R. Creo verdaderamente que en 2019, con el último libro que considero haber escrito, Tempo curvo a Krems… [hace un silencio]. Mire antes de escribir un libro hay que tener experiencias, hacer un camino, crearse toda una mochila. Yo escribí Danubio después de haber viajado. Y no solo materialmente. Lo hice en la cabeza, en el corazón, en el automóvil, con los barcos… Y ahora no creo, y lo digo honestamente aunque me haga mala publicidad, que esté en el momento de poder empezar con la idea de un libro de una cierta consistencia. El punto donde se terminó esa experiencia fue con aquella obra [Tempo curvo a Krems, que publicará Anagrama en septiembre].

P. Considera concluida su su experiencia como escritor…

R. No diría concluida... He sido muy feliz con algunas obras.

P. La pandemia arrasa mundos interiores y exteriores. ¿Cree que viviremos en uno muy distinto?

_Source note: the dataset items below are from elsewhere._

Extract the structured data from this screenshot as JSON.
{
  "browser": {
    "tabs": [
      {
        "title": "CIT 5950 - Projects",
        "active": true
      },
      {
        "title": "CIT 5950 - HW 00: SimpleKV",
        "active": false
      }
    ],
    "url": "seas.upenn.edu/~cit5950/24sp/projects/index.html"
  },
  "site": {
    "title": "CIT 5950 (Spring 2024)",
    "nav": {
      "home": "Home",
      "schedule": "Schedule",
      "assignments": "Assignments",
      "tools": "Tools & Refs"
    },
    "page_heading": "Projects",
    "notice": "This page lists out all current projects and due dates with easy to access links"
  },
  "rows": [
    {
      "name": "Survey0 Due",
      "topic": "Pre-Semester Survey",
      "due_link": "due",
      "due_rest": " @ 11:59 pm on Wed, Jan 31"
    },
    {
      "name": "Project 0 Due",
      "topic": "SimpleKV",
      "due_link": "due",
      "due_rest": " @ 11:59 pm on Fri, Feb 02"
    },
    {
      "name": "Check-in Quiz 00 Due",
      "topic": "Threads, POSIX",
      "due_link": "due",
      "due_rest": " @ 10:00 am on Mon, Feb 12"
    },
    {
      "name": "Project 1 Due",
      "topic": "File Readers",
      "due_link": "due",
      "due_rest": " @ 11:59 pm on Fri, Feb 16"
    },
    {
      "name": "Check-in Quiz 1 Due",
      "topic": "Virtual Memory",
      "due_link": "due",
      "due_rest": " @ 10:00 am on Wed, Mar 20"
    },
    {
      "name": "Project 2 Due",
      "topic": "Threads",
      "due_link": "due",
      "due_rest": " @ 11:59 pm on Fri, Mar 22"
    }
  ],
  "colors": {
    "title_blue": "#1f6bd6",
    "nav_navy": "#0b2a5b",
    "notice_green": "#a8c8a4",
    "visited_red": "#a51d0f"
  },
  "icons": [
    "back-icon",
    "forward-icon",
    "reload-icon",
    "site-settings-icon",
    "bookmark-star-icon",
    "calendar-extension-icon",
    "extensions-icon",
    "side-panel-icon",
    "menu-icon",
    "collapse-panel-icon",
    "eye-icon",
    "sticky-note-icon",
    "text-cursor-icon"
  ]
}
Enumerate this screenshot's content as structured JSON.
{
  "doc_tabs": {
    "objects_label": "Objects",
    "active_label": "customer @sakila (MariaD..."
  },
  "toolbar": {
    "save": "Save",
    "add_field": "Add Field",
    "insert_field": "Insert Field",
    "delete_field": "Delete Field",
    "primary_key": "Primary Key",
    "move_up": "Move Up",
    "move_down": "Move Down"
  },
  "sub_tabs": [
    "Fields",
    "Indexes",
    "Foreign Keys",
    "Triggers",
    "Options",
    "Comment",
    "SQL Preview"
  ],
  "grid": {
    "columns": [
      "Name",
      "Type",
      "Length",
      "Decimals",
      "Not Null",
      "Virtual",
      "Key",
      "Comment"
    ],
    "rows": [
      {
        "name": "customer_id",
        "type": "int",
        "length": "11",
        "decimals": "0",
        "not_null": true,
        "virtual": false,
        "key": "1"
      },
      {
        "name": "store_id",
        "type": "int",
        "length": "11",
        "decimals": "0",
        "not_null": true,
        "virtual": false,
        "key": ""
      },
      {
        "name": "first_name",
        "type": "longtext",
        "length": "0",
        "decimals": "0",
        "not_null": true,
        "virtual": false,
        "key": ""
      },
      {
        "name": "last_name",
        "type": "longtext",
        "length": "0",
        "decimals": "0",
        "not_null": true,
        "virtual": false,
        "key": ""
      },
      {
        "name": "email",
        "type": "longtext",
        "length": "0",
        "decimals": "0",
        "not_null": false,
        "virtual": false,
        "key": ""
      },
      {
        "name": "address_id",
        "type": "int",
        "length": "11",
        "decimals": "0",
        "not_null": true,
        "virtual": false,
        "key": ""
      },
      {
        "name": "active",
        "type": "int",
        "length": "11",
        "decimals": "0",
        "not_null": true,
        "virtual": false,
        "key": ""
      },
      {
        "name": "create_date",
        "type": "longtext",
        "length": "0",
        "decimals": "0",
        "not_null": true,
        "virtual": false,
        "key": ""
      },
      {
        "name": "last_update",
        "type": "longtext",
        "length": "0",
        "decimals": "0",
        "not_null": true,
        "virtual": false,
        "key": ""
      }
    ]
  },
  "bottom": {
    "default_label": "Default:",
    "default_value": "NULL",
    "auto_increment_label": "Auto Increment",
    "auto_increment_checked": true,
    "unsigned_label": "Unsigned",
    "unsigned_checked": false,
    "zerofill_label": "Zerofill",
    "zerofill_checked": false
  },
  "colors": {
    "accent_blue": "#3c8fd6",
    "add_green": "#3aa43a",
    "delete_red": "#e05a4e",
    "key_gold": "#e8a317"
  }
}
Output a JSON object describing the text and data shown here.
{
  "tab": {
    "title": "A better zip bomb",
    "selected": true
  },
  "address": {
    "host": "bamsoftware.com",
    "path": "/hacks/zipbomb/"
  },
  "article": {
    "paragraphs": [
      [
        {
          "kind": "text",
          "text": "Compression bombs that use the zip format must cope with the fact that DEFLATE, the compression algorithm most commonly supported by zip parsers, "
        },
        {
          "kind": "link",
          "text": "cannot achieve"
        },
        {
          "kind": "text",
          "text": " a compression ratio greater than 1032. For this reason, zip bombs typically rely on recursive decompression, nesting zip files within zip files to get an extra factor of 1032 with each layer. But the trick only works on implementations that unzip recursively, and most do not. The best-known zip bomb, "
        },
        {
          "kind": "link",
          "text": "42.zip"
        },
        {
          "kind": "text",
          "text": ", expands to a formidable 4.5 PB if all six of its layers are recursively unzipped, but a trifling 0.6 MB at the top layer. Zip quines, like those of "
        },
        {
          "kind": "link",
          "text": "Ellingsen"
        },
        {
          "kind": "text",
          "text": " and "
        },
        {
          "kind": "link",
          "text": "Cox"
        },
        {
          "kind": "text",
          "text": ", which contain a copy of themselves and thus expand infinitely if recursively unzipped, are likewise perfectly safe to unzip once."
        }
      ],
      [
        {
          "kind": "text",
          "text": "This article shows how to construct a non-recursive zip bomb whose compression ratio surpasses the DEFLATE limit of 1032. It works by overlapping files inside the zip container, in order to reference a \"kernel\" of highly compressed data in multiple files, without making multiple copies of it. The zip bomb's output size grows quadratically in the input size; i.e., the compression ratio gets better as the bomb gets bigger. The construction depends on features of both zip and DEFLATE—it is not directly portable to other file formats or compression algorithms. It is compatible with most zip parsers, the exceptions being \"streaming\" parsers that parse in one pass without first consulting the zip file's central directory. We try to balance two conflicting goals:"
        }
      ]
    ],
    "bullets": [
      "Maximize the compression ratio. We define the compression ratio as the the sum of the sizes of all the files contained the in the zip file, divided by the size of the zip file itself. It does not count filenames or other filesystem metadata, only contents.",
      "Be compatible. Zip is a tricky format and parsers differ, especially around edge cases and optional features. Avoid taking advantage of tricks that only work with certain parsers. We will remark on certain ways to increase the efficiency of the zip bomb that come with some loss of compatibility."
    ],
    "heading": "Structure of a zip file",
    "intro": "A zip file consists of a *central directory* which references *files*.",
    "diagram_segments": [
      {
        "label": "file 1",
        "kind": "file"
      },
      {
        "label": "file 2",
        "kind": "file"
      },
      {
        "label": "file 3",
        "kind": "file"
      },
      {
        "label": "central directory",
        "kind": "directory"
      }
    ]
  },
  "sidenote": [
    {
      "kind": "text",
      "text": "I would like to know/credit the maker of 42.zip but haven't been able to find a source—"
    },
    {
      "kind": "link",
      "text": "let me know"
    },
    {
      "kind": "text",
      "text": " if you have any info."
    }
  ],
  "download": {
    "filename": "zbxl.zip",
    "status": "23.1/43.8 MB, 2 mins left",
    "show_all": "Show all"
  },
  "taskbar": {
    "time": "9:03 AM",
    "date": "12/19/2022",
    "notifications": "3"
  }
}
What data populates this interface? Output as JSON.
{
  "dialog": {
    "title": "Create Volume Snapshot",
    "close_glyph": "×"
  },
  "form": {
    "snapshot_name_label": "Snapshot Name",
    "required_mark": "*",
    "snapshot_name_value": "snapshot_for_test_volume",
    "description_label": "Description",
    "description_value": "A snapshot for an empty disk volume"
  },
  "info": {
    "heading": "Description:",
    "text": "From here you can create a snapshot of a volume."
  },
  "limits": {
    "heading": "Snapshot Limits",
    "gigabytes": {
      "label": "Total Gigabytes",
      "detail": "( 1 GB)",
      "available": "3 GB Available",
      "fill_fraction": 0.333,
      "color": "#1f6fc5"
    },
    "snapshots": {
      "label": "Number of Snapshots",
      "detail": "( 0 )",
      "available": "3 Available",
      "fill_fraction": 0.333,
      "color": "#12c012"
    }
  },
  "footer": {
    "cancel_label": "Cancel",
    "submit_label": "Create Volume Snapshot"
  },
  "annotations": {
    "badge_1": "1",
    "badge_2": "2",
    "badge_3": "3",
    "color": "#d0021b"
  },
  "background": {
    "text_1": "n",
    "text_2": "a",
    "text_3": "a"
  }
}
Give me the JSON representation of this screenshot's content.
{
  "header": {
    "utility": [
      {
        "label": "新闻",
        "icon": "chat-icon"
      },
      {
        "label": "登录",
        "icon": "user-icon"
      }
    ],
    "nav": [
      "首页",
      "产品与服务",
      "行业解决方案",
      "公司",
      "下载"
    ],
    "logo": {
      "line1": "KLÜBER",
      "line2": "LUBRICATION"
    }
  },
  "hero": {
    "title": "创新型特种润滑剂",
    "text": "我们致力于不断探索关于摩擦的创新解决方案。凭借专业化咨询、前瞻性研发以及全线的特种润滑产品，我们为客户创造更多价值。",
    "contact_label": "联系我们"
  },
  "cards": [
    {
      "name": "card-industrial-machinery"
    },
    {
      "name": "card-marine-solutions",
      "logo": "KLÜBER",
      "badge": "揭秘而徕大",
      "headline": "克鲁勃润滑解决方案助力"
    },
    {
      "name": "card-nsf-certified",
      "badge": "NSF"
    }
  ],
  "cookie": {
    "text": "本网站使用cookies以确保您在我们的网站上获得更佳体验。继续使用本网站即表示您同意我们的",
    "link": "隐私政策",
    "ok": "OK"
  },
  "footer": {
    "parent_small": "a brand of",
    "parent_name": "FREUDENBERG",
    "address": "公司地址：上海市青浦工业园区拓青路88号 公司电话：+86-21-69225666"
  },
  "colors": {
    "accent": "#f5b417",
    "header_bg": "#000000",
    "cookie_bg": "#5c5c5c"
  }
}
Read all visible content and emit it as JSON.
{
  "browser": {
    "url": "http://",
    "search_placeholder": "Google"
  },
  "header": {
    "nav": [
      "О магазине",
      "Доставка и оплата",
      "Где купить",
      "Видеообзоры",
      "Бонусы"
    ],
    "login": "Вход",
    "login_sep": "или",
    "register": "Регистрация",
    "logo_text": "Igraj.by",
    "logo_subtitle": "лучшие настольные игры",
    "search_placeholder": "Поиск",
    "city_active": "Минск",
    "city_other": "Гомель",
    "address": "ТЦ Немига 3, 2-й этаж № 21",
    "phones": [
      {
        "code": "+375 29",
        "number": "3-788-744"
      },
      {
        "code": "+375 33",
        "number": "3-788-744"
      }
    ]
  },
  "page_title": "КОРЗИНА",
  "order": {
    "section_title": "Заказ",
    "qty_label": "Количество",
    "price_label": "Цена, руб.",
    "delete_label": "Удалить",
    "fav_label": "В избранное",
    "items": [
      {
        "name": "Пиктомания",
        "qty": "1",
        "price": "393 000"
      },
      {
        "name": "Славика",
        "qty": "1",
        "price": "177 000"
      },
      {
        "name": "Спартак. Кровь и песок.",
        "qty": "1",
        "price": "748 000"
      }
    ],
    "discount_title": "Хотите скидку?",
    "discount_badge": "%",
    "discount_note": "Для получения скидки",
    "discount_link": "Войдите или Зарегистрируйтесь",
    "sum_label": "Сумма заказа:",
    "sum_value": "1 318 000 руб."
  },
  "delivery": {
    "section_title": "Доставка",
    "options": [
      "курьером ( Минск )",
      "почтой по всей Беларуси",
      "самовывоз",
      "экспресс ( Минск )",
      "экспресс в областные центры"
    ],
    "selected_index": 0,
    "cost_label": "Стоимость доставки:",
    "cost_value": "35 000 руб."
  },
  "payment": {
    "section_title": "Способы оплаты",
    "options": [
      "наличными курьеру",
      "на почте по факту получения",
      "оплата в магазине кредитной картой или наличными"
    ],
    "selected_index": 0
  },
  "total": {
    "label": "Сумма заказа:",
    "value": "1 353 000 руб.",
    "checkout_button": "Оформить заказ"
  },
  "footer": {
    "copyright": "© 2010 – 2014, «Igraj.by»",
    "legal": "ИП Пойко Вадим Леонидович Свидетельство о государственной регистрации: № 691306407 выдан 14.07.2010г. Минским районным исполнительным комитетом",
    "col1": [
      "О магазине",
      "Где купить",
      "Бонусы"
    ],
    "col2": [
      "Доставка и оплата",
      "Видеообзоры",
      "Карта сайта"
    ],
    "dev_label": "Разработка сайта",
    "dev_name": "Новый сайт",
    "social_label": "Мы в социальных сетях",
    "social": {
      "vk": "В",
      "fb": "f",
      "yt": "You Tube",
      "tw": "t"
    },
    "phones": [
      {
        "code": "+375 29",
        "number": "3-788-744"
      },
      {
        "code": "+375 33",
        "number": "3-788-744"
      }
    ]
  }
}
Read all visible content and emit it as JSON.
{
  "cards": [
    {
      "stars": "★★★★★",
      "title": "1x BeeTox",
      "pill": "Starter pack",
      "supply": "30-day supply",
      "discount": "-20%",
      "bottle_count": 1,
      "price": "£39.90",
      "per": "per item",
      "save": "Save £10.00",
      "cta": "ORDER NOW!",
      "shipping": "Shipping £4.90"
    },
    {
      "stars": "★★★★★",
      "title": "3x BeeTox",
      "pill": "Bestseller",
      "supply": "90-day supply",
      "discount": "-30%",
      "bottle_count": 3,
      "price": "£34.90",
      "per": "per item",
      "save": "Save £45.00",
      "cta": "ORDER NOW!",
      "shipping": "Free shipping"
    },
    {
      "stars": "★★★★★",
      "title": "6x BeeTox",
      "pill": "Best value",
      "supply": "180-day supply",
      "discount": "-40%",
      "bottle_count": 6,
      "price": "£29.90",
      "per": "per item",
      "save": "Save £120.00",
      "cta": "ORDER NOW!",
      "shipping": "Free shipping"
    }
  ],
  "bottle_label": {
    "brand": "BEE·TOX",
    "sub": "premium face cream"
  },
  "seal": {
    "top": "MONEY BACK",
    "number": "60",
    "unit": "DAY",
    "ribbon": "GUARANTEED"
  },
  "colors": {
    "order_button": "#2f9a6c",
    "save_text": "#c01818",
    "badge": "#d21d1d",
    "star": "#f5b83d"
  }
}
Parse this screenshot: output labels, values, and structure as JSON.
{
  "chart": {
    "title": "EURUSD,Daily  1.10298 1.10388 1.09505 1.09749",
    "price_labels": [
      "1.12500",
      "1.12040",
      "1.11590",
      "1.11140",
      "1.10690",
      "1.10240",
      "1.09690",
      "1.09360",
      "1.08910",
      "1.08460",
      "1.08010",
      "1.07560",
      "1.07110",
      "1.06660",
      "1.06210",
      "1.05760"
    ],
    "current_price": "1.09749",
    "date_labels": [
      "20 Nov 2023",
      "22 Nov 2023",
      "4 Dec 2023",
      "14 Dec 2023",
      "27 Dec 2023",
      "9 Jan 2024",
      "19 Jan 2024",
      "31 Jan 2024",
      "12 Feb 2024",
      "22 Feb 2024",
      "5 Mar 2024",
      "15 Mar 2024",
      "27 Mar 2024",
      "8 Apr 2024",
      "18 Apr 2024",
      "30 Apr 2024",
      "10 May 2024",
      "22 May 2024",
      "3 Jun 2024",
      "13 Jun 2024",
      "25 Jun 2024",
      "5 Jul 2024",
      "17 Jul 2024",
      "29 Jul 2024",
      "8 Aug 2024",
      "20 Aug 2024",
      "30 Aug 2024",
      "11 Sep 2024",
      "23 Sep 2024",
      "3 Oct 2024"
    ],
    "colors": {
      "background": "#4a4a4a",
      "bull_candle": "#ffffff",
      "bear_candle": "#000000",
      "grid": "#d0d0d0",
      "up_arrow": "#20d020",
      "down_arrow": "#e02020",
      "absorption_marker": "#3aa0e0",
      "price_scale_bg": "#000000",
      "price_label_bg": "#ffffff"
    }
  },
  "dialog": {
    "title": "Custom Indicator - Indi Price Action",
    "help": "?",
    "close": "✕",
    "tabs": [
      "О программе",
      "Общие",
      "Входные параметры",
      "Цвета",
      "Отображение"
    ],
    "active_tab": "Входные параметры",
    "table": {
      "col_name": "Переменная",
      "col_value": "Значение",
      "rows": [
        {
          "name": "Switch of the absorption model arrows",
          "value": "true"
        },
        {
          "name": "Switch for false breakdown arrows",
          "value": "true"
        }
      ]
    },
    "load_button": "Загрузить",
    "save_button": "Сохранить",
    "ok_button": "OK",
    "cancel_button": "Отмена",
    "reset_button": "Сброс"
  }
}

R. Se pueden hacer muchas consideraciones políticas o culturales. Pero lo que me impresiona es que cambiará el mundo más que la Segunda Guerra Mundial. Pertenezco a una generación para quienes el presente no es solo hoy, miércoles al mediodía, día de la Segunda República en España. Es un tiempo algo más largo. Mis hijos no vieron la Segunda Guerra Mundial, pero forma parte de sus vivencias, de lo que estaba presente en su casa. Y ahora hay una especie de fragmentación de ese tiempo.

“El mercado ya no se percibe como un sistema eficiente, sino como la medida de la vida. Y eso es algo que turba, porque las distancias sociales y laborales aumentan”

P. ¿Lo había vivido antes?

R. Cuando enseñaba en Bard College, en Annandale-On-Hudson [Nueva York, donde también fue profesora Hannah Arendt] hace unos 15 años, solo 5 o 6 estudiantes en una clase de 36 sabían quién fue Stalin. Les dije que no podíamos seguir adelante. No era como nombrar a un importante soberano asiático de hacía siglos. Stalin forma parte de un mundo vivido, con todas sus traiciones, millones de muertos en nombre de ciertos ideales… Algo que te marca no solo en el tiempo breve de la jornada. Sería como hacer un curso sobre el amor en Flaubert y que algunos no supieran qué es el amor o el sexo. ¿Debo empezar hablando de los órganos del cuerpo humano? Y eso es algo que se ha acentuado en un modo increíble. Y me hace sentir, de alguna manera, cerca de la muerte. Porque la muerte es la cancelación. Y observar cómo todo lo que yo siento como un presente duradero va borrándose produce una herida.

P. ¿El impacto cultural que provocará y los nuevos elementos que formarán el próximo presente de esa generación serán comparables al de las grandes guerras?R. Hay que intentar no ser un integrado o un apocalíptico, como decía Umberto Eco en su libro. Yo no tengo ninguna voluntad de morir, aunque no esté muy lejano ese día. Pero mi muerte no puede ser vivida como la muerte del mundo. Así que no lo sé. Pero esta relación a distancia que mantenemos ahora todos modificará el equilibrio político y social. Cuando 40.000 obreros se juntaban en la Fiat, la fuerza que surgía era automática. El mercado ya no se percibe como un sistema eficiente, sino como la medida de la vida. Y eso es algo que turba, porque las distancias sociales y laborales aumentan. Piense en los riders que nos traen la comida y ganan un euro por pedido. Se creará un nuevo tipo de clases que, sin embargo, no están en conflicto. No tengo instrumentos para juzgar este cambio. Pero como le decía, sobre todo, me impresiona esa memoria corta.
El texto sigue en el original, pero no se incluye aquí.